We here at the Independent love every piece we run. There are no winners or losers. Seriously, though, here are July’s winners.

5 Most Popular Posts: July 2019










  1. “Poetry Exemplars” by Grace Cavalieri. “What a natural phenomenon. It’s a delight to read a fulsome description of a place or occurrence and then see it synthesized into nuance and essence. It’s even fun to track the mind to its crystallization. The form Mandel masters is fundamental to our senses. This defies belief systems and gets to the very core of experience. The prose is determined, interesting, descriptive. The haiku is about the prose, its convictions. Sentient thought is diving deep and appearing shallow and clear. Watching the haiku widen the overall meaning is a treat.”

  2. Amanda Holmes Duffy’s review of Bunny: A Novel by Mona Awad. “Awad also has something to say about the psychological energy, time, and money such [MFA] programs exact from participants. She has a wicked sense of humor, and you get the sense she had a lot of fun writing this book. But her sense of the macabre takes a peculiar turn.”

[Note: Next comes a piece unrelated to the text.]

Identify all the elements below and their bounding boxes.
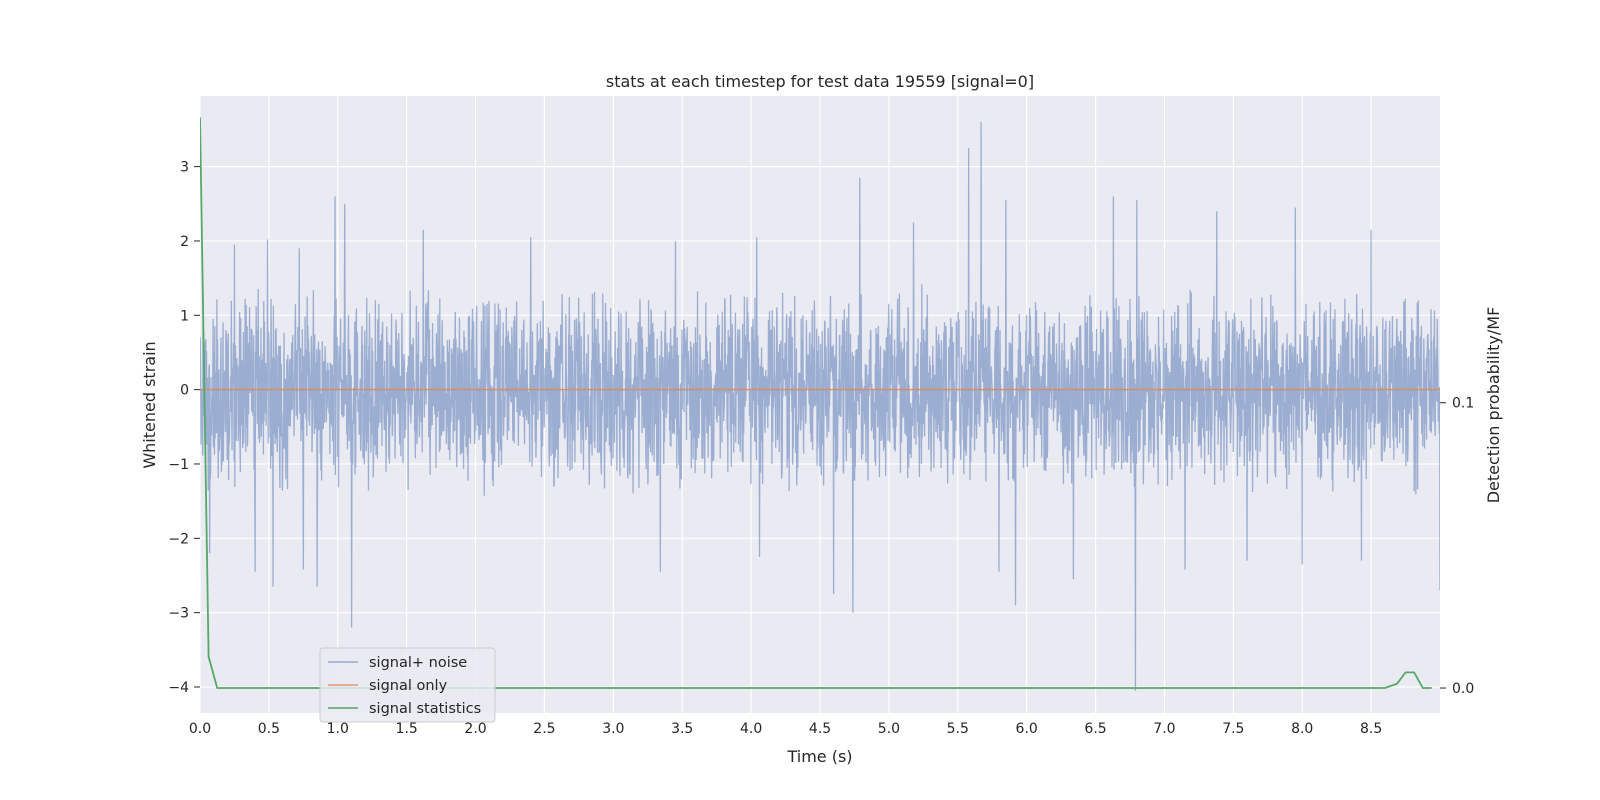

  3. Talmage Boston’s review of For the Good of the Game: The Inside Story of the Surprising and Dramatic Transformation of Major League Baseball by Bud Selig with Phil Rogers. “On the issue of team parity, until Selig persuaded owners to share their revenues, small-market teams lacked the resources to compete with elite franchises in signing free agents, which meant they rarely made the postseason. Such lopsided disparity had risen out of owners losing round after round to the players union in collective bargaining agreements, which had caused players’ salaries to skyrocket. This imbalance resulted in declining attendance and operating deficits that put several ballclubs on the brink of bankruptcy.”

  4. “Silent Book Club: Events for (Noisy!) Book Lovers” by Liza Achilles. “The great thing about Silent Book Club is that it retains all the aspects of traditional clubs that I adore (the camaraderie, food and drinks, and discussions), while tossing out the aspects I don’t (those that feel like school). So, what is Silent Book Club? It’s a simple concept. At a Silent Book Club event, friends gather to read books quietly, eat and drink, and talk about books and other topics.”

  5. Eugene L. Meyer’s review of 1941: The Year Germany Lost the War by Andrew Nagorski. “While Hitler and Stalin were waging strategic wars, Churchill was desperately trying to nudge FDR closer to an outright wartime alliance. It would take the Japanese attack on Pearl Harbor on Dec. 7, 1941, to force FDR’s hand. Meanwhile, Japan’s decision to attack the United States rather than the Soviet Union’s Far East freed up Russia to send troops stationed there to the west to fight the Nazis. Such geopolitical decisions or whims, Nagorski writes, made 1941 the pivotal year.”